Exponential Model Reduction

expred

When an exponential sum

\[f(t) = \sum_{i=1}^N c_i \mathrm{e}^{-a_i t}, \quad \mathrm{Re}\;a_i > 0\]

is already available, the expred function can find a reduced exponential sum approximation with fewer terms for a given tolerance i.e.

\[\left\|f(t)-\sum_{i=1}^{N'} c_i' \mathrm{e}^{-a_i' t}\right\|<\epsilon, \quad \mathrm{Re}\;a_i' > 0\]

where $N'<N$.

Let a be the vector storing the initial exponents and c be the vector storing the initial coefficients. Here, we consider a sum of 100 terms, which are generated randomly.
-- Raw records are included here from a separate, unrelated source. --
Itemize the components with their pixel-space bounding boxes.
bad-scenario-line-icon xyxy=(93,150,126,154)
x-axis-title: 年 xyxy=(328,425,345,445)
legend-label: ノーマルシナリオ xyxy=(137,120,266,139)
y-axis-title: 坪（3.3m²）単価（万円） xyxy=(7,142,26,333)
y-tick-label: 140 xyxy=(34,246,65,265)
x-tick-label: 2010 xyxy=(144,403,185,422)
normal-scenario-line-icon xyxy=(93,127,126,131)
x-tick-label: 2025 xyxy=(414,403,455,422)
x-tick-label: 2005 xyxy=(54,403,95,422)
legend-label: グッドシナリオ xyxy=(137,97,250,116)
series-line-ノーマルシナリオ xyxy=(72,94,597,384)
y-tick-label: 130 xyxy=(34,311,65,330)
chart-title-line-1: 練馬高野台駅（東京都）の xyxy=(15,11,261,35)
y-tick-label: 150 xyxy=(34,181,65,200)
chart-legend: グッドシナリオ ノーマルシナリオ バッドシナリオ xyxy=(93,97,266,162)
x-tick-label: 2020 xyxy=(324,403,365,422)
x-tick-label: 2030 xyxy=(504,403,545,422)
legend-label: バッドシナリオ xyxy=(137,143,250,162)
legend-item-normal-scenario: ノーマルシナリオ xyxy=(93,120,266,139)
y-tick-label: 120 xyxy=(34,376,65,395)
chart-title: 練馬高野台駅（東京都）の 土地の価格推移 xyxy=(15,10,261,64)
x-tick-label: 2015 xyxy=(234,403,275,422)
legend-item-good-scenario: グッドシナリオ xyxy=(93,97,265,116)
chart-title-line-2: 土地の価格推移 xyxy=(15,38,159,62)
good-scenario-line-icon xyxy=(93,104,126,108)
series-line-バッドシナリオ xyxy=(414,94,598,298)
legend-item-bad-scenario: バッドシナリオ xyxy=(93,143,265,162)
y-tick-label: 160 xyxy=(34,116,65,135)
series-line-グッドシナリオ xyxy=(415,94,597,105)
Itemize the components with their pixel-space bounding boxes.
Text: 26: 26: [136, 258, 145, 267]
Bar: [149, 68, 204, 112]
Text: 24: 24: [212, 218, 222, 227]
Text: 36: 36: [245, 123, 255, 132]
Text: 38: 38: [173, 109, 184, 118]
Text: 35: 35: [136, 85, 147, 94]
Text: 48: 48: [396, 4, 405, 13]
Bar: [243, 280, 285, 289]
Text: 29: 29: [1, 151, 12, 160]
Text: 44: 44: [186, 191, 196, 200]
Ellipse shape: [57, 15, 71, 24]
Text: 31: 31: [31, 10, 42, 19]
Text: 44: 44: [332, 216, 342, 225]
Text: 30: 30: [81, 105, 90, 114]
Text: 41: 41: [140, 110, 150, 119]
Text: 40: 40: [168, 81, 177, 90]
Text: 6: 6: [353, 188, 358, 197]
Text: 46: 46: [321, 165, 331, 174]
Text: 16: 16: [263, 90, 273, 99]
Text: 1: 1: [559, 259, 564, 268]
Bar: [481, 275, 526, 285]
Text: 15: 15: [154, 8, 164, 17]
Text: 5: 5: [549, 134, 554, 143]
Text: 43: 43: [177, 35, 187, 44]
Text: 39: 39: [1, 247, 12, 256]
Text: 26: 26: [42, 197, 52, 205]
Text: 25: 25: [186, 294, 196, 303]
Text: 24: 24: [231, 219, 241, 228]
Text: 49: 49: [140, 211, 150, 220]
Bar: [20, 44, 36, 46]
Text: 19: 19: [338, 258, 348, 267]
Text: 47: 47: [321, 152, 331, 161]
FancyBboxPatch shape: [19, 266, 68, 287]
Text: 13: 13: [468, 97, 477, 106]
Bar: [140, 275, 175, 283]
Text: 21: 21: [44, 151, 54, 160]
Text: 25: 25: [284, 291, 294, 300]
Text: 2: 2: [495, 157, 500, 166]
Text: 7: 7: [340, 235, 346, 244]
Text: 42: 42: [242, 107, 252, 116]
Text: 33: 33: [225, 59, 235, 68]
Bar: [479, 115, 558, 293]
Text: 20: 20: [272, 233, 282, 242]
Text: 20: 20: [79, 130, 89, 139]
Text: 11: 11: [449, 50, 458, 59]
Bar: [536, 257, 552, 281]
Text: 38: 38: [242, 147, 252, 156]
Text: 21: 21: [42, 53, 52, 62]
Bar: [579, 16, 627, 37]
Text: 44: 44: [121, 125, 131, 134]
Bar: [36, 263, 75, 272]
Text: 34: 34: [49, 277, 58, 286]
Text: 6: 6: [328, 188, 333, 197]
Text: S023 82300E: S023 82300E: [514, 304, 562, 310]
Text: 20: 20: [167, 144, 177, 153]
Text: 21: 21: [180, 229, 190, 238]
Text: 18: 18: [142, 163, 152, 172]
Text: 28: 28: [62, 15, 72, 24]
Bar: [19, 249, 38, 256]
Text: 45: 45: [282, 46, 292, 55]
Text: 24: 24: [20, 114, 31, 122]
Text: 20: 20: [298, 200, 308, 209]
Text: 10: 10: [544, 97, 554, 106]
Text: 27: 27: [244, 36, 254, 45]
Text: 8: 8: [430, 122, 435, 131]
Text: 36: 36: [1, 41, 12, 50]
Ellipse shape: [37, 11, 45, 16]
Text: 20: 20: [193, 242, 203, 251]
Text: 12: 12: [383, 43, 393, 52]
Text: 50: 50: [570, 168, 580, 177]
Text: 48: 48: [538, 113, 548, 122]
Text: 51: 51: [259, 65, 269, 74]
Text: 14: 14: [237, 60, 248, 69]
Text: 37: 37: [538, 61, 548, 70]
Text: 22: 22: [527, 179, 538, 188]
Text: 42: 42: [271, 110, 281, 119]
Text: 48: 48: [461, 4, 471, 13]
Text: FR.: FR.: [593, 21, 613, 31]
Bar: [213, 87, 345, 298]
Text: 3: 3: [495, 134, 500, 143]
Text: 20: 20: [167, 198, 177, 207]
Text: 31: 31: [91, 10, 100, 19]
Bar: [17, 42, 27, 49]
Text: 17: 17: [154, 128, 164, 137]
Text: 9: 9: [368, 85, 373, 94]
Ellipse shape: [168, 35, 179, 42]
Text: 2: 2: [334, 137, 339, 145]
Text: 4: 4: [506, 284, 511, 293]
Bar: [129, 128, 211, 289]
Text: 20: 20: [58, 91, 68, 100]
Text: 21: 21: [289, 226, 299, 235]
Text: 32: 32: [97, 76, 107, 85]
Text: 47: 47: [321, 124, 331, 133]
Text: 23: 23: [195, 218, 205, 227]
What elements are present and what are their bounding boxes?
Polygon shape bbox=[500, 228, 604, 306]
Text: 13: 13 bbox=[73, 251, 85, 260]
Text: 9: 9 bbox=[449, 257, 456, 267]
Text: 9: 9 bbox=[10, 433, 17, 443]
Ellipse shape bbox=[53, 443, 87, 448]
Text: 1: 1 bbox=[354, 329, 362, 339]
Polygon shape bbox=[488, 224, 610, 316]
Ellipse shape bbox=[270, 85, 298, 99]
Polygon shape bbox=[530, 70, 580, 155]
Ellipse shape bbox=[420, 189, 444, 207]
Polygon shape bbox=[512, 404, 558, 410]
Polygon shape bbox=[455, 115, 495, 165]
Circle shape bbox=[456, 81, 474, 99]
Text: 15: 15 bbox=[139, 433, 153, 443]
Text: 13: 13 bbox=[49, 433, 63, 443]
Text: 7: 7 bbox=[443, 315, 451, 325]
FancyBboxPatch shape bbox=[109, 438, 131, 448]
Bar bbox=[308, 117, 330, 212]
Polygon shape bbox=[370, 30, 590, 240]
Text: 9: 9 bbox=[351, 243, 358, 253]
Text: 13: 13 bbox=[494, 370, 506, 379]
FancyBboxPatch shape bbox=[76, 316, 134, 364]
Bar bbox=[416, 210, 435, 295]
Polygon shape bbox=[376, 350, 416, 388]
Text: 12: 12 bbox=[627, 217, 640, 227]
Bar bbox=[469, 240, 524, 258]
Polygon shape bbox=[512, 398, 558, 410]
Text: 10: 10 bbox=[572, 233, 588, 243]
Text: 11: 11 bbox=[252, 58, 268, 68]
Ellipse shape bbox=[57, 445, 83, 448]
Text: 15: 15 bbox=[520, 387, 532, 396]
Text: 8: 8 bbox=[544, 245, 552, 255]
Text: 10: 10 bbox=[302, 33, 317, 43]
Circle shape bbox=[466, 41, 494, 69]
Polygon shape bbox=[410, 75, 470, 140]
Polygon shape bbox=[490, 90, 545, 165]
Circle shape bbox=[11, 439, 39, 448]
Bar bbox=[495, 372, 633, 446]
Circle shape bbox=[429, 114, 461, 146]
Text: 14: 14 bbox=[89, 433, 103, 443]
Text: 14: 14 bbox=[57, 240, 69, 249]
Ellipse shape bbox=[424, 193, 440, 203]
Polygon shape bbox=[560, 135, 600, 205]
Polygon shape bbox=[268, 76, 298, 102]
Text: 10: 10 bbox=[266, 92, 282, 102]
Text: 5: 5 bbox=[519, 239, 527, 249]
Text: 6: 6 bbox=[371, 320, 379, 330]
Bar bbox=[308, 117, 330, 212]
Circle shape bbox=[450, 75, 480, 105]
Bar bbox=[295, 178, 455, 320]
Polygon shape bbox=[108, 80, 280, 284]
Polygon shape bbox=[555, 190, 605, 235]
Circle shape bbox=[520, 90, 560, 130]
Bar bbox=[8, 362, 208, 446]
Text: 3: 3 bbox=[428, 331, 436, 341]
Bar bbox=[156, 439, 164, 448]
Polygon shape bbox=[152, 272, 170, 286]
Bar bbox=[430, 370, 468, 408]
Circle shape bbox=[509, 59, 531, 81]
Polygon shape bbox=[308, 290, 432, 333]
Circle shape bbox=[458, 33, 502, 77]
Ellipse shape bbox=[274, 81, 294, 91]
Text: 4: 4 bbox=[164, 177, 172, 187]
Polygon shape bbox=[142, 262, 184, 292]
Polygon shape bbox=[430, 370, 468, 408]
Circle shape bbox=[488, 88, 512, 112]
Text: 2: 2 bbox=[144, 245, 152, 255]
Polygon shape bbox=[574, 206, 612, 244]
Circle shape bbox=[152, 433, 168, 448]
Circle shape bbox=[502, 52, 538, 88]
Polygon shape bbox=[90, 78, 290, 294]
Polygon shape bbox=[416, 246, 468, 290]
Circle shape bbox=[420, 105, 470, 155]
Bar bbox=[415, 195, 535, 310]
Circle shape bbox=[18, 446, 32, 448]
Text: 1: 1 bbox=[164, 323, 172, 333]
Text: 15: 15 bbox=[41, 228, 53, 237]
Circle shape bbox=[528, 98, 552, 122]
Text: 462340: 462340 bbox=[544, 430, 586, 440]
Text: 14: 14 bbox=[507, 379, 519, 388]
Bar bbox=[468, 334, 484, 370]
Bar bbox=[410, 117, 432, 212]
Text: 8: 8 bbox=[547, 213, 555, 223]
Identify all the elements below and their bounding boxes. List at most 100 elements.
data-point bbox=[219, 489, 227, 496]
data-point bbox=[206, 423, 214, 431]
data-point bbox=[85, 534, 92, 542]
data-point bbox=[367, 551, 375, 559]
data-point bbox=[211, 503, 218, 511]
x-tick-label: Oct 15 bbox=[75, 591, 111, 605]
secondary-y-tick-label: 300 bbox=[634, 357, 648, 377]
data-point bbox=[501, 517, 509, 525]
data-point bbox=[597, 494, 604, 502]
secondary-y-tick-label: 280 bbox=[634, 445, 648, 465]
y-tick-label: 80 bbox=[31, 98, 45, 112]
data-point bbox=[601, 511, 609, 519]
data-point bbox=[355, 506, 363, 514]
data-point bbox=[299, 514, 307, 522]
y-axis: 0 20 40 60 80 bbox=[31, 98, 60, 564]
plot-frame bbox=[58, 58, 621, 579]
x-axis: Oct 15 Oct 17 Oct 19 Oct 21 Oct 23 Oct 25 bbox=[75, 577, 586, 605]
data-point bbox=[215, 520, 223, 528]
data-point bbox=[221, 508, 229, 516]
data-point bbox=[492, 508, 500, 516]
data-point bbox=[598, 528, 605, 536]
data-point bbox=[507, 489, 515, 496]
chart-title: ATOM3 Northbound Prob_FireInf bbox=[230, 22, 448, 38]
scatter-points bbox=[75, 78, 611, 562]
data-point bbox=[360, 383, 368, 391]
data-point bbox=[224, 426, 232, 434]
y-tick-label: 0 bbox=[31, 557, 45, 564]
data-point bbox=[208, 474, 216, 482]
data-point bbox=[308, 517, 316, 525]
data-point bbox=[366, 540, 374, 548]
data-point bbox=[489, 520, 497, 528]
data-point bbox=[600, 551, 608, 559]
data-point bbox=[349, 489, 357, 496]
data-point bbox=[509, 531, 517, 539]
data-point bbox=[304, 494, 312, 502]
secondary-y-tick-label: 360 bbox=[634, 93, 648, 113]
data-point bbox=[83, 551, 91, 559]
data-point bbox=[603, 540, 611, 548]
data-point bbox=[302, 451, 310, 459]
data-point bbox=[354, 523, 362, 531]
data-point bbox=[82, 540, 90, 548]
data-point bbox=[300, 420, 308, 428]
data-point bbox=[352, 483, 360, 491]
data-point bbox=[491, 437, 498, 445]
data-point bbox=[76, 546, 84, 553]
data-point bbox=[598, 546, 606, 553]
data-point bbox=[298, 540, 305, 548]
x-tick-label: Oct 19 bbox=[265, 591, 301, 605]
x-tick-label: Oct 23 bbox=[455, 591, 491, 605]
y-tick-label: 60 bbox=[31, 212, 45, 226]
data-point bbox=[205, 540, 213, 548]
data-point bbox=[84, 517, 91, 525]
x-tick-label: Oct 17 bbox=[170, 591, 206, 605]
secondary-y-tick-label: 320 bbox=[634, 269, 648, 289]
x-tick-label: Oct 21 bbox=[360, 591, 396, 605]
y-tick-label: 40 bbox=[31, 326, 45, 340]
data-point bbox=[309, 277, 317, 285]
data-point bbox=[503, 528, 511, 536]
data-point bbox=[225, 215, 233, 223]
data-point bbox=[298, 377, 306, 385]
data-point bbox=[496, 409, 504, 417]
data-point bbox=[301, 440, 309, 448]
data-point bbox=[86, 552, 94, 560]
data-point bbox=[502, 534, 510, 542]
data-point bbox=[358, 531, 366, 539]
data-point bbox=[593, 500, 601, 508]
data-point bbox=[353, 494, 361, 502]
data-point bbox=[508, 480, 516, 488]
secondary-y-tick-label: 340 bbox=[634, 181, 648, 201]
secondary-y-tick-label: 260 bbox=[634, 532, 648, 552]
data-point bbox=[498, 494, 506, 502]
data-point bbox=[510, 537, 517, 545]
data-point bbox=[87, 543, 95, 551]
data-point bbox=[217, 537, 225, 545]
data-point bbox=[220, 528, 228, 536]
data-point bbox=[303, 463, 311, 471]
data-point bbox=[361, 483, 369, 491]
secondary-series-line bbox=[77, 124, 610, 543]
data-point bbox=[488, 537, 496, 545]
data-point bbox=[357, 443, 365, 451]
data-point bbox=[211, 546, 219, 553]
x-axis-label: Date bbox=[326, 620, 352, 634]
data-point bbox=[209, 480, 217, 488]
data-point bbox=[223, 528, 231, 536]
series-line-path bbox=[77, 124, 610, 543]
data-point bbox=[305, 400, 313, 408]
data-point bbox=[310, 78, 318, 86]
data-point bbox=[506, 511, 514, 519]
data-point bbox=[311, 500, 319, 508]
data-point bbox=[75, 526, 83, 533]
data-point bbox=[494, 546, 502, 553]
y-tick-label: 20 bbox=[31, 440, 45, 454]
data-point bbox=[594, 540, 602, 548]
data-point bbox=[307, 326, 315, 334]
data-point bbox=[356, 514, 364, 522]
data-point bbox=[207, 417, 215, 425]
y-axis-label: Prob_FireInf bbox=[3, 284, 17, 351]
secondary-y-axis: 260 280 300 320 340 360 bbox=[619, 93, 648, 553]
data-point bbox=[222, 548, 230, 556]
Note that the real part of a must be non-negative.

er = expred(a, c, 1e-2)
print("Approximation order = ", length(er.coeff), "\n")

t = range(0.0, 50.0, length=100)
err = abs.(er.(t) .- Exponentials(a,c).(t))
println("Root mean square = ", norm(err)/sqrt(N))

er is an instance of the Exponentials type.

When executed, the terminal will display the following.

Approximation order = 10
Root mean square = 0.0003602011932219654

The results are also illustrated below.